The ACLU of North Carolina said it was thrilled to “obtain some clarity and relief for transgender North Carolinians,” but reiterated its previous calls for statewide comprehensive nondiscrimination protections for LGBTQ individuals.
The Campaign for Southern Equality echoed those statements, as well as a call to repeal HB 142 entirely, noting that the law does not address other problematic elements of HB 142, such as the restrictions placed on municipalities that remain in place until Dec. 1, 2020.
“This settlement is a significant step forward for North Carolina in our years-long fight for equality for all LGBTQ people across the state…Today, we celebrate a step forward, and we’re grateful for every North Carolinian, including so many grassroots leaders, for resisting this oppressive law,” the Rev. Jasmine Beach-Ferrara, the group’s executive director, said in a statement.
But Allison Scott, director of policy and programs at the Campaign for Southern Equality, told Metro Weekly in an interview that the settlement agreed to by the state does not necessarily translate into lived equality.
“As a transgender woman myself, I know that discrimination does not start or end in bathrooms, or in the settlement of HB 142,” Scott said. “It was going on before this. It is certainly going on now. I’ve seen it in my life, and we’ve certainly seen it in the lives of other LGBTQ people across the South, and in North Carolina.”
Scott noted that the settlement also does nothing to stop widespread discrimination in employment, housing, and the use of public accommodations, including restrooms, in privately-owned facilities.

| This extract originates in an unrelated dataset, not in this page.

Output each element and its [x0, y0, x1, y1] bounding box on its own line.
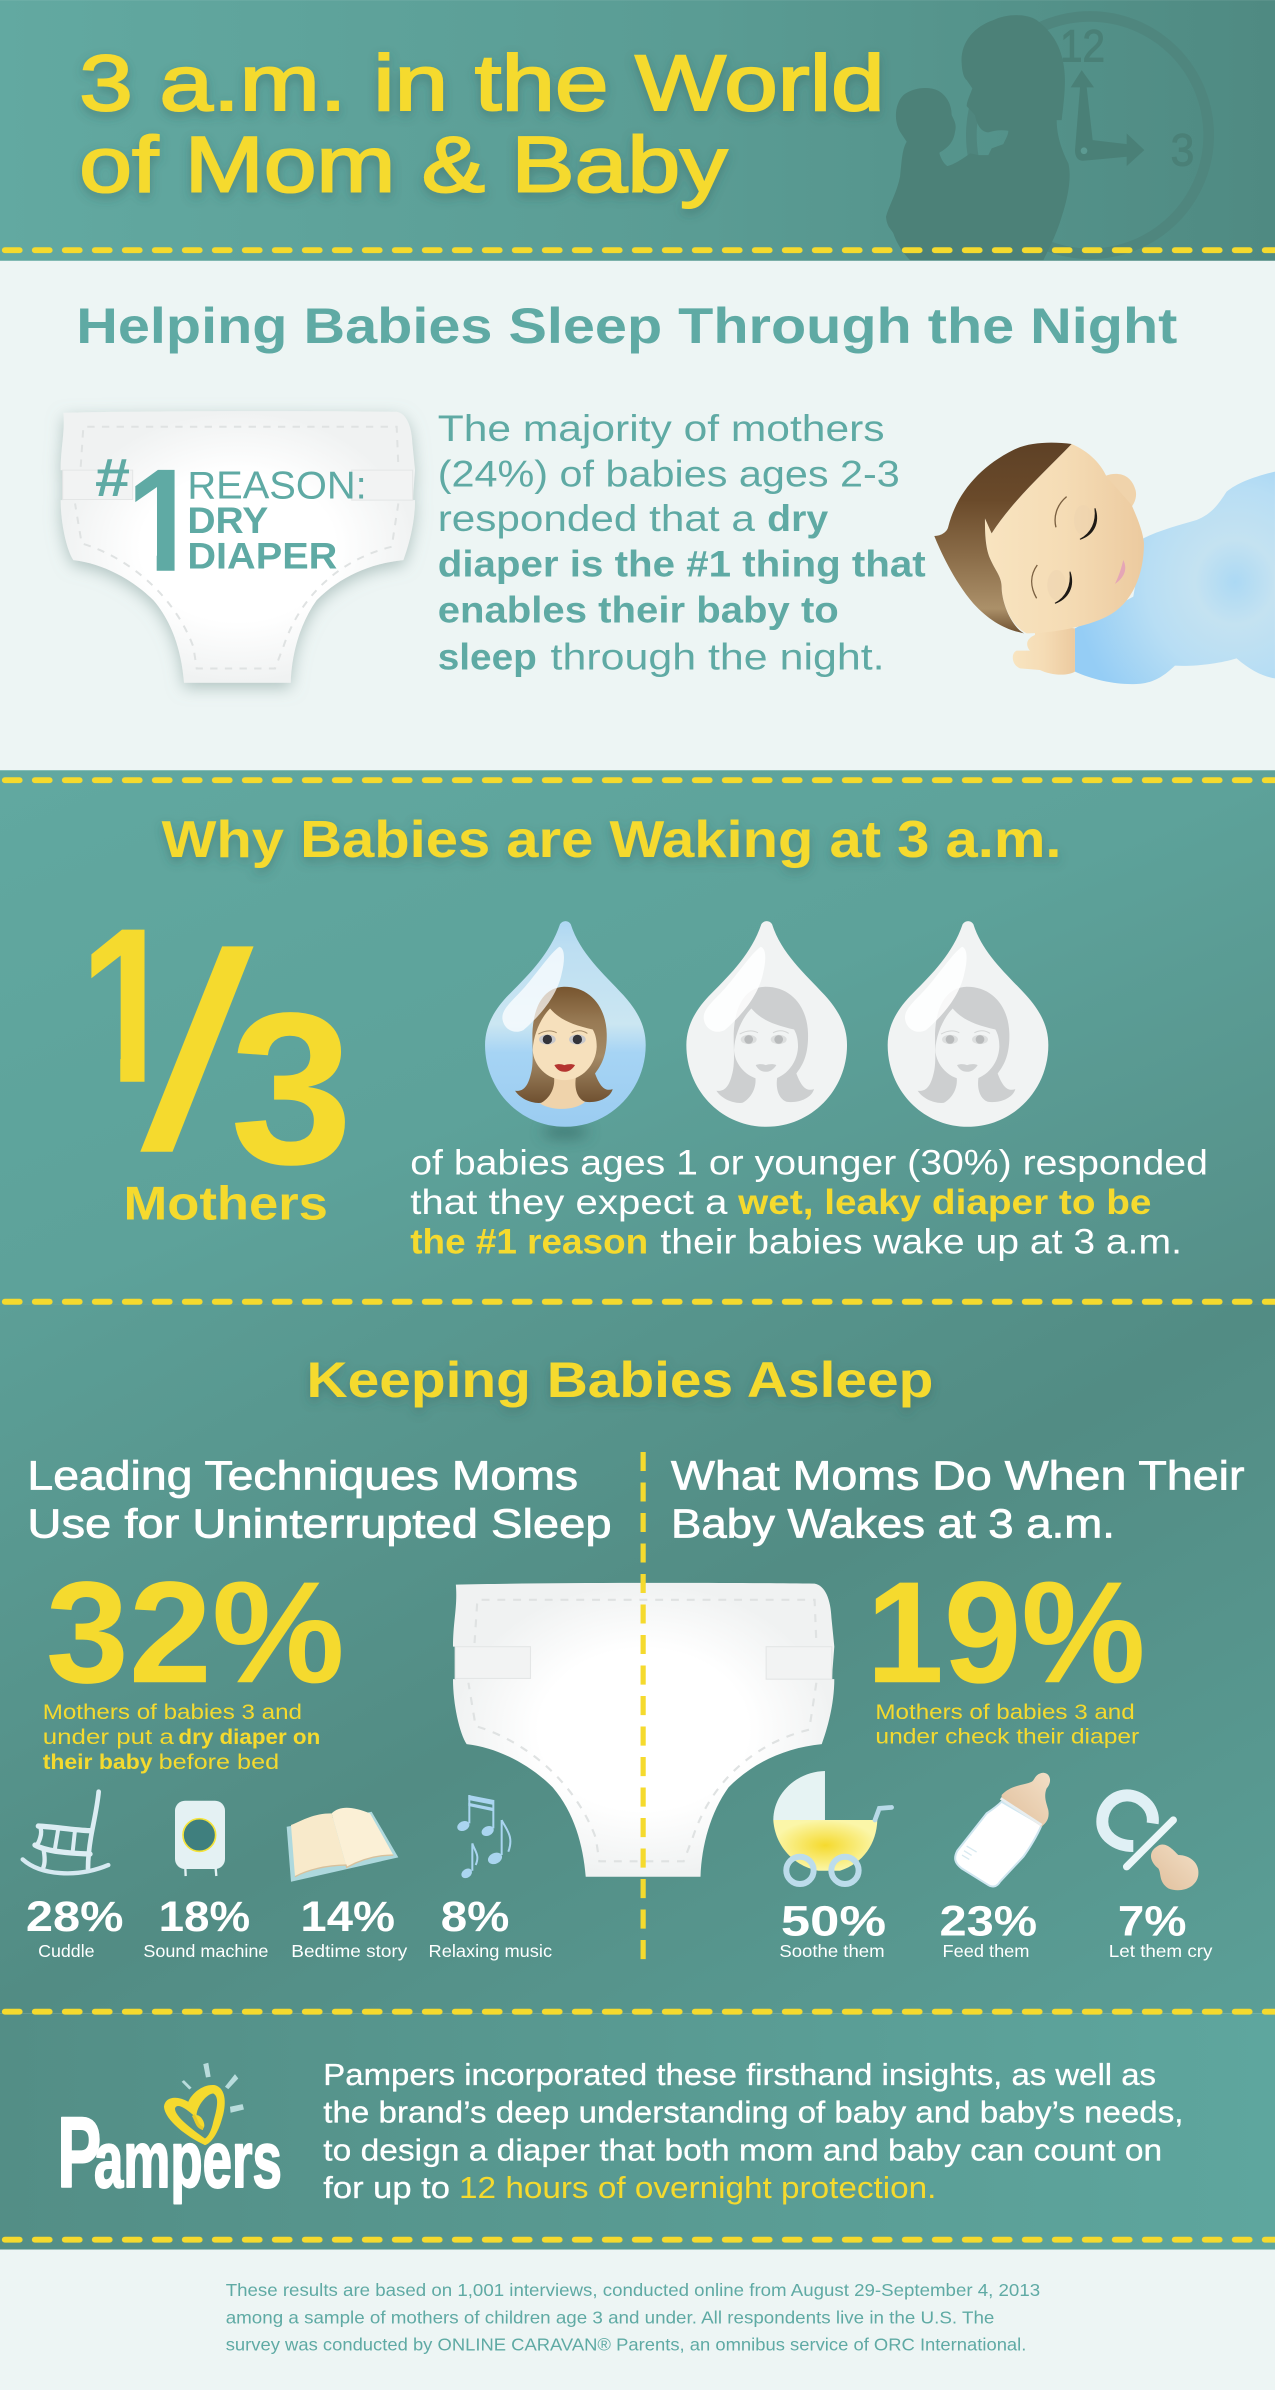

“We have people calling in and talking to us about the discrimination they face. It hasn’t stopped, and pulling this piece of HB 142 back isn’t going to make it stop overnight, until we see nondiscrimination ordinances and policies put in place on a statewide level,” Scott added. “Basically, there are two paths to ending discrimination: one path having some more roadblocks until the end of HB 142, the sunset period, and the other being a statewide nondiscrimination ordinance passed by the General Assembly.”

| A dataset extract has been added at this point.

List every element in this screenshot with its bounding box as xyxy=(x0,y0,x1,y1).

Scott also said that LGBTQ activists aren’t sure how the General Assembly will react should any locality pass a nondiscrimination ordinance after the prohibition contained in HB 142 expires. Republicans in the General Assembly could also seek to amend or extend that provision in perpetuity, thus rehashing the same battles that led to adoption of HB 2 after Charlotte passed a trans-inclusive nondiscrimination ordinance. (At the time, conservative legal experts argued that the ordinance would have prohibited any public accommodation inside the city limits from having sex-segregated restrooms.)
“That’s part of the problem. After Charlotte did it, people saw a swift backlash from our General Assembly,” she said. “I think all the cities are keeping that in mind. I’m not saying they won’t [take action], but they are thinking about, “if we do this, what will happen?” And quite frankly, I think that’s the intentional effect of these laws: it’s always the looming threat of state action if LGBTQ people assert their rights.”
Editor’s note: This story was updated to further clarify that HB 2 and HB 142 only restricted access to “public” (i.e. multi-user) restrooms in government-owned facilities. Privately-owned facilities have always been allowed to craft their own policies as they see fit.